Bagaimanapun juga ketakjuban yang muncul disebabkan oleh cara penulisan novel itu seperti ditulis oleh seorang novelis yang selama ini sudah memiliki nama yang dikenal khalayak pembaca. Seperti misalnya novelis sekelas Andrea Hirata, Asma Nadia, atau juga Dee Lestari, dan yang lainnya.
Padahal dalam kenyataannya, novel itu memang jelas-jelas ditulis oleh orang yang biasa setiap hari bersama-sama memposting tulisannya di K.
Ya, salah satu contohnya adalah Saudara Aji Najiullah Thaib, atawa yang biasa disapa Ajinatha. Dalam tempo hitungan bulan saja sudah enam, ya enam novel yang dirilisnya.
Gila. Saya membatin. Usianya padahal sebaya dengan saya. Sama-sama sudah kepala enam. Hanya saja bedanya kalau Ajinatha masih punya stamina yang prima, dan kalau dimisalkan ibaratnya seekor kuda pacu yang berlari begitu cepatnya. Sementara saya sendiri tak lebih seekor kura-kura yang lamban merangkaknya.

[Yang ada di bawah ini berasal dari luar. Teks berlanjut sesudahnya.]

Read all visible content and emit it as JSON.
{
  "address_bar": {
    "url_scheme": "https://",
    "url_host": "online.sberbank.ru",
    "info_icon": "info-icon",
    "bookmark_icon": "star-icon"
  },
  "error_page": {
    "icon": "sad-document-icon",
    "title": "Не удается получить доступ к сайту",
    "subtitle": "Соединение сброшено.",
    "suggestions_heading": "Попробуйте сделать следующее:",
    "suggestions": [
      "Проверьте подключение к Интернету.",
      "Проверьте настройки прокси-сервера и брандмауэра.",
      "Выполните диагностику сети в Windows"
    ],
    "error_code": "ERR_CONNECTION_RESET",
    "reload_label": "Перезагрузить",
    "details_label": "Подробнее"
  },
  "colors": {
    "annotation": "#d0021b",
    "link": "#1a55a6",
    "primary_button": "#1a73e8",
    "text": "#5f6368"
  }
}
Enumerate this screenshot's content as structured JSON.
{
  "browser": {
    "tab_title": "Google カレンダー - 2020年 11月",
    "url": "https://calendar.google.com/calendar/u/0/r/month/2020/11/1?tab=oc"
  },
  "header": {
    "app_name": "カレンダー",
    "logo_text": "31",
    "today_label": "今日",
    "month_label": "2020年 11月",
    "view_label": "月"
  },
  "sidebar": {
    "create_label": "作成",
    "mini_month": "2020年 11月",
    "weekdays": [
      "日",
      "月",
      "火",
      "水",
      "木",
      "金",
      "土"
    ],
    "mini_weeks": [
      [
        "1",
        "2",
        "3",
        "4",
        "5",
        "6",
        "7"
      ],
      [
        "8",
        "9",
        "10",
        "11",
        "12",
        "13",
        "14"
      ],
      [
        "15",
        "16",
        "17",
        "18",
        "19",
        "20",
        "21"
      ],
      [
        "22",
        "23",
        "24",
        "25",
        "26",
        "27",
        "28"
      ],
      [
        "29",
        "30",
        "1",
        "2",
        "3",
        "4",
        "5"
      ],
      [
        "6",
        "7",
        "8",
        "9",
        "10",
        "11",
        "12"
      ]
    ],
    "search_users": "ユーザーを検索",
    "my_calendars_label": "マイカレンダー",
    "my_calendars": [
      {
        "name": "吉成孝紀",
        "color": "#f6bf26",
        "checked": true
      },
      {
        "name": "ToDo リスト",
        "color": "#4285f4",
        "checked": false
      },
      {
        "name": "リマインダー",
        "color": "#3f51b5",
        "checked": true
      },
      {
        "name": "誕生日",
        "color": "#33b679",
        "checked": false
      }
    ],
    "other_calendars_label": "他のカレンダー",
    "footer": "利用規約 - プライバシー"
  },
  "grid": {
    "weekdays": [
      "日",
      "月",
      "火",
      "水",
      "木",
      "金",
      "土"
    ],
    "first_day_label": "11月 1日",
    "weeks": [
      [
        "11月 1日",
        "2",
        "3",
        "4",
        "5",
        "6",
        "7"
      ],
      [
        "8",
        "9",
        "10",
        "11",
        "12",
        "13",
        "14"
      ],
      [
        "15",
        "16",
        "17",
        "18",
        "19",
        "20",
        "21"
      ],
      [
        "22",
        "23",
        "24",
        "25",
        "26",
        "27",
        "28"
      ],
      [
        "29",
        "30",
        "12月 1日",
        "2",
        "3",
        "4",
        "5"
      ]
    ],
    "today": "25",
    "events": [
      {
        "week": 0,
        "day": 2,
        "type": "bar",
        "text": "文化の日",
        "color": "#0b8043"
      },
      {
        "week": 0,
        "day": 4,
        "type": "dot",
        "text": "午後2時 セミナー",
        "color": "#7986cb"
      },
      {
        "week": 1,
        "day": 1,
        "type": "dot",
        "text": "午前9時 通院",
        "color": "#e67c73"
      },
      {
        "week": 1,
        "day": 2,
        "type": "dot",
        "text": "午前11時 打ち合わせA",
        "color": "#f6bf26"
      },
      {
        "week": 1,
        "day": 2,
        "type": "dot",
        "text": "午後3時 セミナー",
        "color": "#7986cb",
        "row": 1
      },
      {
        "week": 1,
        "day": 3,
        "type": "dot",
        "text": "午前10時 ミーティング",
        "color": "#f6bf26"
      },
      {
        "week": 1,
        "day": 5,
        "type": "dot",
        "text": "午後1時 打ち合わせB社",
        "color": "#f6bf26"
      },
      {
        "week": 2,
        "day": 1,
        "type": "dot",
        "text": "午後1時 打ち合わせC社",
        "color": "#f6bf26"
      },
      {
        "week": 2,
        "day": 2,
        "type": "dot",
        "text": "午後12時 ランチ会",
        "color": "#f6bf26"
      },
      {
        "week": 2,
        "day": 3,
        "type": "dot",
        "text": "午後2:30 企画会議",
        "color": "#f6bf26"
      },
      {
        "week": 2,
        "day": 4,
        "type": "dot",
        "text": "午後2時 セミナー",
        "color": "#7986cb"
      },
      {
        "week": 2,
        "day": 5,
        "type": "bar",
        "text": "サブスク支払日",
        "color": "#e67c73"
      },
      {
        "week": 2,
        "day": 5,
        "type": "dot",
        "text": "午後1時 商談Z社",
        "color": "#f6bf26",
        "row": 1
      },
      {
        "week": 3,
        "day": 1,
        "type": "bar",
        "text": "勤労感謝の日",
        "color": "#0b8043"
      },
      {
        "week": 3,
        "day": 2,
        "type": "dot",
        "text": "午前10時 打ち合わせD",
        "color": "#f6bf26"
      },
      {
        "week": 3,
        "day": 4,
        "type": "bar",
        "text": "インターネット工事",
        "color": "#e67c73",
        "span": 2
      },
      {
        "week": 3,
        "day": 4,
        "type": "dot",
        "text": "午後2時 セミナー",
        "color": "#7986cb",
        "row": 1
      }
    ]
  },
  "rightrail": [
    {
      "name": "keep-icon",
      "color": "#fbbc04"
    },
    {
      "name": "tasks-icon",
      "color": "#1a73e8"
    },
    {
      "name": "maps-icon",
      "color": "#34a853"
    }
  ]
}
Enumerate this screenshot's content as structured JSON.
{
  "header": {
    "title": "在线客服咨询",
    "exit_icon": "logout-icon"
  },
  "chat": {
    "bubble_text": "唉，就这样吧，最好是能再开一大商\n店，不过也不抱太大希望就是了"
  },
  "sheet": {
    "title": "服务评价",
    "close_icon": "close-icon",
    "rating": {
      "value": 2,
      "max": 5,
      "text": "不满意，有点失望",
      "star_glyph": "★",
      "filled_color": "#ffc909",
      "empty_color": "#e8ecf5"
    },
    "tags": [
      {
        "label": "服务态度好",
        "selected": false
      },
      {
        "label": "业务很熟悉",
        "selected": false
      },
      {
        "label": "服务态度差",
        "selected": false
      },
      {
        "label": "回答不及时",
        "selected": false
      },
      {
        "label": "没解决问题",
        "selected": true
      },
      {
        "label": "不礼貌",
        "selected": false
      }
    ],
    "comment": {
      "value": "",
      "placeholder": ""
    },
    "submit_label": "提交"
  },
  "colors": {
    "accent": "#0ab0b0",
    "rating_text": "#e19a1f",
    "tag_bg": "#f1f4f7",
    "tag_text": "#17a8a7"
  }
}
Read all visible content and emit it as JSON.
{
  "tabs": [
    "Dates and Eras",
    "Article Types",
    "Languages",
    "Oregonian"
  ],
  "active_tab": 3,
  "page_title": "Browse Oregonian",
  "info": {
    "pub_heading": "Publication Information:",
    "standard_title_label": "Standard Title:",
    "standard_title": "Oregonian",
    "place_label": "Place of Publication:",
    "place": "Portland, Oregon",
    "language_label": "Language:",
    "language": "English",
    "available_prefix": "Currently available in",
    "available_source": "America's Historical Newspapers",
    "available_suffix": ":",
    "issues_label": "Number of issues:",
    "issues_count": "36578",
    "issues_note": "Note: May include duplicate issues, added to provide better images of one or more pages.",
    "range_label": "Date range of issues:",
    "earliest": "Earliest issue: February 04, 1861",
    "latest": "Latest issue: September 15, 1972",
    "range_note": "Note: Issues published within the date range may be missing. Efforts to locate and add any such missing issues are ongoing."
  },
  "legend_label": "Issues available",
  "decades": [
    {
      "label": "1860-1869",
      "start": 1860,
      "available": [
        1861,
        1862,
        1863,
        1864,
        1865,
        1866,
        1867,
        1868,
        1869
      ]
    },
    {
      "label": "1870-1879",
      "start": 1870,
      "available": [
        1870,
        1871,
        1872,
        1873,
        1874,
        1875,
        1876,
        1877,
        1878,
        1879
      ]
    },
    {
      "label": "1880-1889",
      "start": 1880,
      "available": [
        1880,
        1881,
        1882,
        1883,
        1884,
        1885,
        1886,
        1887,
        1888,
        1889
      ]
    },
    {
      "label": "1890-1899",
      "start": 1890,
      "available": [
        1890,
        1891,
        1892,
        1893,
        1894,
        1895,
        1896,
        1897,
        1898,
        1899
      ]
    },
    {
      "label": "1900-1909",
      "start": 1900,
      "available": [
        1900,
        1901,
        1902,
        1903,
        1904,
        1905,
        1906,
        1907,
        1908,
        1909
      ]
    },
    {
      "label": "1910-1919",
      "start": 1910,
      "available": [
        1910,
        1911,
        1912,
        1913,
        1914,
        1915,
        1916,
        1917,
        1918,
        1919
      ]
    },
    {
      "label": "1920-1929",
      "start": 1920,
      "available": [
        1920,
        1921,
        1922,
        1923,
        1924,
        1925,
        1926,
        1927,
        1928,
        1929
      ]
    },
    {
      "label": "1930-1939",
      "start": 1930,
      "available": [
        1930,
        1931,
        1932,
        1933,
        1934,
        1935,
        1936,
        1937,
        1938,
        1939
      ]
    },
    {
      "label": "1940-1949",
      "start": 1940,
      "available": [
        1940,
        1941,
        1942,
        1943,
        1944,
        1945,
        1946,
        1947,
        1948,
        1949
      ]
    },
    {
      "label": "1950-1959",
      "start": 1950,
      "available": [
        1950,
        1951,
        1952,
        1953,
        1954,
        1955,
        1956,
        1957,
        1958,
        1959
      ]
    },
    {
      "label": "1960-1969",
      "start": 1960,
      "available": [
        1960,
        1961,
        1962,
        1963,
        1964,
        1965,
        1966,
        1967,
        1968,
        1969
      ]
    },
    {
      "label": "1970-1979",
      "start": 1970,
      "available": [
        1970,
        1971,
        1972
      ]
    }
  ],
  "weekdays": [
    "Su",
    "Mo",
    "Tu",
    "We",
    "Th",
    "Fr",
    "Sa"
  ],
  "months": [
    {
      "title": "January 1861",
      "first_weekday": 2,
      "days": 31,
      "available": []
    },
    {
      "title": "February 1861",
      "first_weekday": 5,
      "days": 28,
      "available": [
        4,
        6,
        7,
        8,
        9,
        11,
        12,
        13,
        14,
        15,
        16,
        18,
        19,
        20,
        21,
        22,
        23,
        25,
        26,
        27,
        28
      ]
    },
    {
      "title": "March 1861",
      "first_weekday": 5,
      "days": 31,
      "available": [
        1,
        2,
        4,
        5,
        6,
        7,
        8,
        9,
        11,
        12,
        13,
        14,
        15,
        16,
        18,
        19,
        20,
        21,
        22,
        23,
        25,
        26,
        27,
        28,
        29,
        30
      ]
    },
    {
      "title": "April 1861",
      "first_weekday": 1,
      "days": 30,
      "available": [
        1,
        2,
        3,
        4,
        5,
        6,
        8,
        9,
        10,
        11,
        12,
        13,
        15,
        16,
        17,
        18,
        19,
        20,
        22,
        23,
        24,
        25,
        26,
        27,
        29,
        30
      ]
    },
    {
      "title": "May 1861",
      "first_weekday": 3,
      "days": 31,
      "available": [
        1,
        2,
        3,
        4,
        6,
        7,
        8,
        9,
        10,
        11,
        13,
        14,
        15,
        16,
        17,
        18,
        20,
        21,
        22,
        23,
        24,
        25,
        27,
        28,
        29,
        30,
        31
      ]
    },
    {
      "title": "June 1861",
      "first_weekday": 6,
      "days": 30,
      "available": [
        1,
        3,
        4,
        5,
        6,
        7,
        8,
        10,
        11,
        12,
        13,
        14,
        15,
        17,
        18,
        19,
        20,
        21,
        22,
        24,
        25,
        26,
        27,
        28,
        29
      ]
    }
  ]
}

Ya, padahal penulis sendiri, iya saya, bergabung sejak bulan Agustus 2011, dan dua bulan kemudian baru mulai berani memposting artikel untuk pertama kalinya di K. Tepatnya 4 November di tahun yang sama.
Hingga hari inipun terbukti baru delapan ratusan saja postingan di K. Coba bandingkan dengan Pak Tjiptadinata Effendi yang bergabung beberapa tahun setelah saya. Postingannya mengalir tiada hentinya saban hari.
Sungguh. Saya jadi malu sendiri. Padahal terhadap anak-anak saya selalu menganjurkan untuk menulis setiap hari.
Karena pisau pun kalau diasah tiada hentinya sudah pasti akan semakin tajam juga. Sehingga bila dipakai memotong benda yang keras pun akan dengan mudah putusnya.